Remembering Hattie

  A while back I had to go to a doctor’s appointment and as I reluctantly sat down in the crowded waiting room to nervously await my turn to be poked and prodded, a razor-thin, very tired-looking black lady who had to be in her 70’s or 80’s and who was supporting herself with the aid of a cane shuffled over and sat down next to me. She apparently had just finished her examination and a nurse called to her, “Your transportation back home should be here any minute, Ms. Gordon.”

  “Thank you very kindly,” she said to the nurse.

  “You’re all done, huh?” I asked her, wishing that I was too.

  “Yes,” she answered with a very warm smile.

  “So, is everything okay?”

 She nodded her head and said, “I thought there might be a little something wrong with my heart again, but the doctor said it was probably just some indigestion. I do have diabetes though, and I hope my ride gets here real soon so I can go home and get something to eat.”

  Much to my surprise, the nurse suddenly called out my name and motioned that it was already my turn to go back to the examination rooms. As I stood up, my thoughts quickly turned to the fun and games awaiting me, and away from my conversation with the nice elderly lady.

  A good hour later, I finally escaped from the clutches of my doctor and sadistic assistant and was making my way out of the office when I noticed that the lady I had been talking to was still sitting in her chair.

  “Hasn’t your ride got here yet?” I asked.

  “No,” she answered sadly shaking her head.  “They had to go get somebody a lot sicker than me.”

  “Where do you live?” I asked.

  “I live over in West Sacramento.”

  “Really?” I said. “Well, it just so happens that I live in West Sacramento too.  You can ride on home with me if you’d like.”

  With a devilish twinkle in her eye, she said, “I guess that would be okay — if you don’t think your wife would mind. You are married, I take it.”

“Yes,” I answered returning her smile.  “But I think it would be okay with my wife to drive you home.”

“Well, I just want to make sure,” she said as she struggled to her feet for our ride home together, which after we became friends she always referred to as our first date.

 Mary Hattie Gordon turned out to be 78-years old and was still full of life and sharp as a tack. She had been born in a little town called Eugula, Alabama (near Montgomery) just before the 1st World War, and later moved to West Virginia, where her father got work in the coal mines. “People were different back then,” Hattie explained to me during one of my visits to her tiny little apartment after we had become friends. “They visited more and were so much nicer to each other. They helped one another. Nowadays, people aren’t as friendly as they once were.”

  All was not easy, however, for a young black girl growing up in the Deep South back in the 1920’s and 1930’s. “But things have gotten a lot better over the years,” Hattie said. “Back when I was young, if you took a package or something over to a white person’s house, you always had to be sure to go to the back door. If you forgot and went to the front door, you were liable to get hit – and by white people you had known all your life. I remember when I was 14, my daddy sat me down and told me that although it wasn’t right, colored people were treated differently than white people, and that there were things I shouldn’t do and places I shouldn’t go because if I did, I might get hurt. So, when I was young, I mostly just visited my friends and went to church. I’ve always loved going to church and it’s been a very important part of my life. People in my family have been deacons, ministers, and missionaries, and my mother always had the most beautiful voice in the choir.”

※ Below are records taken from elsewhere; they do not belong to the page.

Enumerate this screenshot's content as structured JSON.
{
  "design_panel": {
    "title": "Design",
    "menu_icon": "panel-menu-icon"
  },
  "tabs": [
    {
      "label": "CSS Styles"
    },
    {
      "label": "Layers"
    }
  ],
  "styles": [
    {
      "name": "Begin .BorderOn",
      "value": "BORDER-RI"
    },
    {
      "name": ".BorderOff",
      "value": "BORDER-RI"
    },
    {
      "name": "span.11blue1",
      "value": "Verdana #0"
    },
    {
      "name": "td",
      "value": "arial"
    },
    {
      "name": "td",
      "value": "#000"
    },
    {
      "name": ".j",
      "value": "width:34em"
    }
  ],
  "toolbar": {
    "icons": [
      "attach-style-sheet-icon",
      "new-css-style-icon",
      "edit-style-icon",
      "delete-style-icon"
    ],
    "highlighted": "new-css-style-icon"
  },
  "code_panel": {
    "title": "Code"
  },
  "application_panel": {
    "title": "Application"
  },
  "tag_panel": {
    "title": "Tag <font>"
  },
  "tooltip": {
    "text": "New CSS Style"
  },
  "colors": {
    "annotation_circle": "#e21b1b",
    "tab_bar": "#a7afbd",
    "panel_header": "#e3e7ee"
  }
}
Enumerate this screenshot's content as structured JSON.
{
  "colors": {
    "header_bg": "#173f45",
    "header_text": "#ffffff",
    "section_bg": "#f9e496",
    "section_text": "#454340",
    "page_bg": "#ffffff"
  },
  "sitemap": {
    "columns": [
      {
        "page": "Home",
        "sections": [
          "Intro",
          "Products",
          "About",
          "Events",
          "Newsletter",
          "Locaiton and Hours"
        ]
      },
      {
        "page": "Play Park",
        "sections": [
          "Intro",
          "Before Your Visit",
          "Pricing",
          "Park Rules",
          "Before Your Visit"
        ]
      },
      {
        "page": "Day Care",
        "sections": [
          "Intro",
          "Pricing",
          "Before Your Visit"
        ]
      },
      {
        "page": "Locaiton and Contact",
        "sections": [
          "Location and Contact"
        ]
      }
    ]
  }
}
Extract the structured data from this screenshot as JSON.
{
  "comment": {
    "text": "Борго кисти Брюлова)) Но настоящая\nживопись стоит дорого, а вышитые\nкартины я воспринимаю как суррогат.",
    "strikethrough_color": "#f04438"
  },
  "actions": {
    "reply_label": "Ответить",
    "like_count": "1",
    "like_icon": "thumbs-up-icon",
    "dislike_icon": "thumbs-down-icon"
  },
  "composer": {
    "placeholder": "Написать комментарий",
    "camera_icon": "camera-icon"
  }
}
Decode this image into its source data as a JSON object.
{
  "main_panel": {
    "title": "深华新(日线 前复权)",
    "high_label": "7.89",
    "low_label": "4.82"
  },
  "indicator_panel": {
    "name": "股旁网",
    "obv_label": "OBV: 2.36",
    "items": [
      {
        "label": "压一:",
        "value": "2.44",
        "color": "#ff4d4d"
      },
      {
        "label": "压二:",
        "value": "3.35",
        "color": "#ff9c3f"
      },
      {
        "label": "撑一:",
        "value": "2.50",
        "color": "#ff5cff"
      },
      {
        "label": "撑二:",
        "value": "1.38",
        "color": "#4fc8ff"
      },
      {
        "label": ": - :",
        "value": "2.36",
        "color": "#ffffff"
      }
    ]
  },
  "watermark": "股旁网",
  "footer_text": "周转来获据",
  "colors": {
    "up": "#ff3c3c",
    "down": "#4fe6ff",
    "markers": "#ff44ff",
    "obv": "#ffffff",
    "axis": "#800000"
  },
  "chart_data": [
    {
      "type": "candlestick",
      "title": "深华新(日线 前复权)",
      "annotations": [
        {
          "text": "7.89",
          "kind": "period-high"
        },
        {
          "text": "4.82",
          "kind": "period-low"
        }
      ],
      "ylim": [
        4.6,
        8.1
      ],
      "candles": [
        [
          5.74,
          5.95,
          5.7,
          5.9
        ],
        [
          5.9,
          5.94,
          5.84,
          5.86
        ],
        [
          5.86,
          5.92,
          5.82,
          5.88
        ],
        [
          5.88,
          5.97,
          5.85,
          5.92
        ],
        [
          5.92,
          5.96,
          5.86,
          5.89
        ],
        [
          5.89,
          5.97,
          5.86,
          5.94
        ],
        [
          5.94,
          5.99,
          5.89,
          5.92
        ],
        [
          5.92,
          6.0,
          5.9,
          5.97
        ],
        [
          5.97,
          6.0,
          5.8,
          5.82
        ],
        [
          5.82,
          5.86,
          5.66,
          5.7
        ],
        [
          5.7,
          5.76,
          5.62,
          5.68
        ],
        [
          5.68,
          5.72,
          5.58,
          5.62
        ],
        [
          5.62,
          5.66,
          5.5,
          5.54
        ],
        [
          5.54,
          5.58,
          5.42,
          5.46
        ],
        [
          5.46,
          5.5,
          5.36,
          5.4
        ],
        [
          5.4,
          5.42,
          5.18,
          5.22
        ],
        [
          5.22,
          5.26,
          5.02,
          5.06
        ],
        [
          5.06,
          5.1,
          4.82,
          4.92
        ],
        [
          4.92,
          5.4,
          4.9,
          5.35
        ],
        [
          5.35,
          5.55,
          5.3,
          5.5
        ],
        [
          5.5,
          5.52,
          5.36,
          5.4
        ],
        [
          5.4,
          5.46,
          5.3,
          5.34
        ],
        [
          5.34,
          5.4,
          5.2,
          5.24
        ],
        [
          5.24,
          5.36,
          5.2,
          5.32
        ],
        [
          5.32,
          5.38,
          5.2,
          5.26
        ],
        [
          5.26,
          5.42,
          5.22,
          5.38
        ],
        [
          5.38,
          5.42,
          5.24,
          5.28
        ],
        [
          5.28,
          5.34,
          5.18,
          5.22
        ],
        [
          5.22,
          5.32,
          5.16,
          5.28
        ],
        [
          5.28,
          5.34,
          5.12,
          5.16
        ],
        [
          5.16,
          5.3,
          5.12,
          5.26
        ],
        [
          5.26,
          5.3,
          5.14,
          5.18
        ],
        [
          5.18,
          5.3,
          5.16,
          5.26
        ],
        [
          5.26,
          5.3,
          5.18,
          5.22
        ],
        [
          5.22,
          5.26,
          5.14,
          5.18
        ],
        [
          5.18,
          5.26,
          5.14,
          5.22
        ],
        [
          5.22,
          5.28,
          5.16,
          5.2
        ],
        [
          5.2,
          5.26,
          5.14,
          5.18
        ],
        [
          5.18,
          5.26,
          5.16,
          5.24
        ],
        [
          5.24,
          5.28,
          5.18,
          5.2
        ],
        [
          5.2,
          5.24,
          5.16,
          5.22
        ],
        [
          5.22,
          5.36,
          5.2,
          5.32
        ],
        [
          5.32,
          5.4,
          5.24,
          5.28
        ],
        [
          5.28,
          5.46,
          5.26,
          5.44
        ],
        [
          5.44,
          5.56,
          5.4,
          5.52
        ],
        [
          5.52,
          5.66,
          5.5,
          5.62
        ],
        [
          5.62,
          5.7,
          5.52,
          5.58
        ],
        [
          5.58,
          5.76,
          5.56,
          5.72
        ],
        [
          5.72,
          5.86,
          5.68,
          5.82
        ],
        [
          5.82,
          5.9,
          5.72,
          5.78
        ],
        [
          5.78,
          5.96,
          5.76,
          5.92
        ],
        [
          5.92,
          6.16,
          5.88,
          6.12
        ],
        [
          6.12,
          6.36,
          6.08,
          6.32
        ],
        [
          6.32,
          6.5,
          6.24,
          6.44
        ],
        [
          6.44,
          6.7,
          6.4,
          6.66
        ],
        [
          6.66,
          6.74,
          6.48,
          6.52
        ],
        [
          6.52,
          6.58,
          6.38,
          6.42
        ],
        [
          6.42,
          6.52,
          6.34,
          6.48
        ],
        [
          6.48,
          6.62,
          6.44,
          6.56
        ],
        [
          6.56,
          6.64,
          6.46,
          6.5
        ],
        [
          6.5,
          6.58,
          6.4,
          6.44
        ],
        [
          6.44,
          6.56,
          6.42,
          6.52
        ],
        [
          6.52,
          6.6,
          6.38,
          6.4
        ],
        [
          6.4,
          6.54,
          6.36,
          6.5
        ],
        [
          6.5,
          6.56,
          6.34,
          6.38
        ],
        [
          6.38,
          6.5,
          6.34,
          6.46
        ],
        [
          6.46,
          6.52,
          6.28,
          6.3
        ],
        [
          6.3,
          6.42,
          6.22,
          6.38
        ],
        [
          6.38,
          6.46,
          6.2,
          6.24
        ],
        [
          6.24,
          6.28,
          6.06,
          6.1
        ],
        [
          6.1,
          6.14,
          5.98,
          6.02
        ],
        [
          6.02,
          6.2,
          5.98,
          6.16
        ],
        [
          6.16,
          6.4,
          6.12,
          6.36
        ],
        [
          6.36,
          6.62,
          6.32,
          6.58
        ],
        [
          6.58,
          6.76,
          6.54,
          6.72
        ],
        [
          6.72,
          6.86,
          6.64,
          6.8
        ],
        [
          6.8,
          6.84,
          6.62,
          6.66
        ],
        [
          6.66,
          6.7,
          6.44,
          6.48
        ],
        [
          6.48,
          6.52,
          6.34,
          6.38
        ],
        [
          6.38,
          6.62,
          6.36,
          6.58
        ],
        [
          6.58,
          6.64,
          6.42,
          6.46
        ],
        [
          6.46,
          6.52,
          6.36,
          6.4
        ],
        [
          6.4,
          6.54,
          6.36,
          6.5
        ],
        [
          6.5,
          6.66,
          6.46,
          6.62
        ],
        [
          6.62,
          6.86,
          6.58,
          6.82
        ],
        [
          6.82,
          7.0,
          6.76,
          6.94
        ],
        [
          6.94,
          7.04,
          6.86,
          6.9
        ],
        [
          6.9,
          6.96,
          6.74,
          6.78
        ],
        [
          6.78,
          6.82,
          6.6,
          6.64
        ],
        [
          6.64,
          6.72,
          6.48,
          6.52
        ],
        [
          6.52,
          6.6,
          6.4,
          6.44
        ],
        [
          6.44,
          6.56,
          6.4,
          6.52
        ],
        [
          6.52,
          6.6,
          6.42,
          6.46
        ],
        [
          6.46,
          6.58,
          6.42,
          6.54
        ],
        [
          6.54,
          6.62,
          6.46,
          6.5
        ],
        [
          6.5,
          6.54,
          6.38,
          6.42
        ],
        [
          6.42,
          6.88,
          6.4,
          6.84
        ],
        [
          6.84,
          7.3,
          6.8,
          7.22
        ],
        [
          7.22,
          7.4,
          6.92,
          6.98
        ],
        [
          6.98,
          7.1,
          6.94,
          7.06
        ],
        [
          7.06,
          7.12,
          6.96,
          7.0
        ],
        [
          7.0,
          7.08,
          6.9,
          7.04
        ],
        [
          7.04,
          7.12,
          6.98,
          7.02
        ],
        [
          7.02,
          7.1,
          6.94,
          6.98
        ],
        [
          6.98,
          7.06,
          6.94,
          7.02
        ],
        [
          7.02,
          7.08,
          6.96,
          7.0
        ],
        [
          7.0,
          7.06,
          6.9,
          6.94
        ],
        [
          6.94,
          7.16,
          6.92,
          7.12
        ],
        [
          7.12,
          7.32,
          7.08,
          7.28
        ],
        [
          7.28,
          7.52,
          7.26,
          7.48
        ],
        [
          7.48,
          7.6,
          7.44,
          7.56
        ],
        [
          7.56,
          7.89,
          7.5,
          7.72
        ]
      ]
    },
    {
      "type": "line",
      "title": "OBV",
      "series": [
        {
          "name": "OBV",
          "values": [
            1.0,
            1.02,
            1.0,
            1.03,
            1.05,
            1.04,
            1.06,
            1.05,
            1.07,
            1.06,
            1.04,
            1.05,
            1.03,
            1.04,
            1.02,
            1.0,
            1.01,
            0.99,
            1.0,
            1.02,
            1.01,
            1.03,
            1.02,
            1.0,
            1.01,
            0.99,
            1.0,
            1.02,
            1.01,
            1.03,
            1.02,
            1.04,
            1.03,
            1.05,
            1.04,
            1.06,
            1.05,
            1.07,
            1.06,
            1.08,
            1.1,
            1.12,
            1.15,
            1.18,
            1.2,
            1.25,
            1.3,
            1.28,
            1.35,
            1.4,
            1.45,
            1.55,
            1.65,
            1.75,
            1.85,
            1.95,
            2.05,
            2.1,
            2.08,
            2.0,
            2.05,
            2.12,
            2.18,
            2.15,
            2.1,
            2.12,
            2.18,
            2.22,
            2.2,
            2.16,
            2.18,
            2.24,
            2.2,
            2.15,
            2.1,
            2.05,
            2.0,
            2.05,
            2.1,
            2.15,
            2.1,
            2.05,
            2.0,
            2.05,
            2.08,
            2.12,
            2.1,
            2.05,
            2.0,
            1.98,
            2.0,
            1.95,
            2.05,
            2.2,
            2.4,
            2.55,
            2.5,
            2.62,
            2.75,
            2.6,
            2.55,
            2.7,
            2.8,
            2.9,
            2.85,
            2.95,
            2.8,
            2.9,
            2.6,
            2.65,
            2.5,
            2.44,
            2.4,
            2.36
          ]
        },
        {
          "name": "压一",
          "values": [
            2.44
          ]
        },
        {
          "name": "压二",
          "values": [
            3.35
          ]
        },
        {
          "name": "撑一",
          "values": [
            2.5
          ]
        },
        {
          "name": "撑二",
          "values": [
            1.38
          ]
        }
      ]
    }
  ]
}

  I asked Hattie why she had moved all the way out to California. “Well, my father was out here working, and he sent for all of us. After I was here for a while, I was supposed to get married to this one man, but I decided to marry this other one instead. I was 17 when I got married, but I’m afraid he turned out to be one of those born-liars, so I had to divorce him.”

  “Did you marry again?” I asked.

  “Yes, I did, and I was engaged a few times in the middle too. I’ve got three children and seven grandchildren, and two of those grandchildren I raised up all by myself. But after awhile my second husband got to be quite a rascal, too, so out he went. We sure had some good fights, though. He’d say, `Hattie, you’re crazy!’, and I’d say, `No, I’m the one with the good sense!’” Her contagious smile turned to laughter and then she suddenly asked me what month I was born in.

  “August,” I answered.

  “Which day?” she asked.

  “The 18th.”

  She rolled her bright eyes and smiled even wider and said, “That makes you a Leo you know, just like my second husband. Now Leo’s are a lot of fun to talk to and be around and everything, but to tell you the truth a woman in her right mind would surely never marry one of them!”

  I also remember asking Hattie if there was any secret to growing old with such grace and good humor, as she had done.

  “Oh, not really,” she replied. “I’ve been very lucky. The Lord has blessed me with a wonderful life. But I think the most important thing, is to always try real hard to be friendly and kind and nice to everyone – regardless.”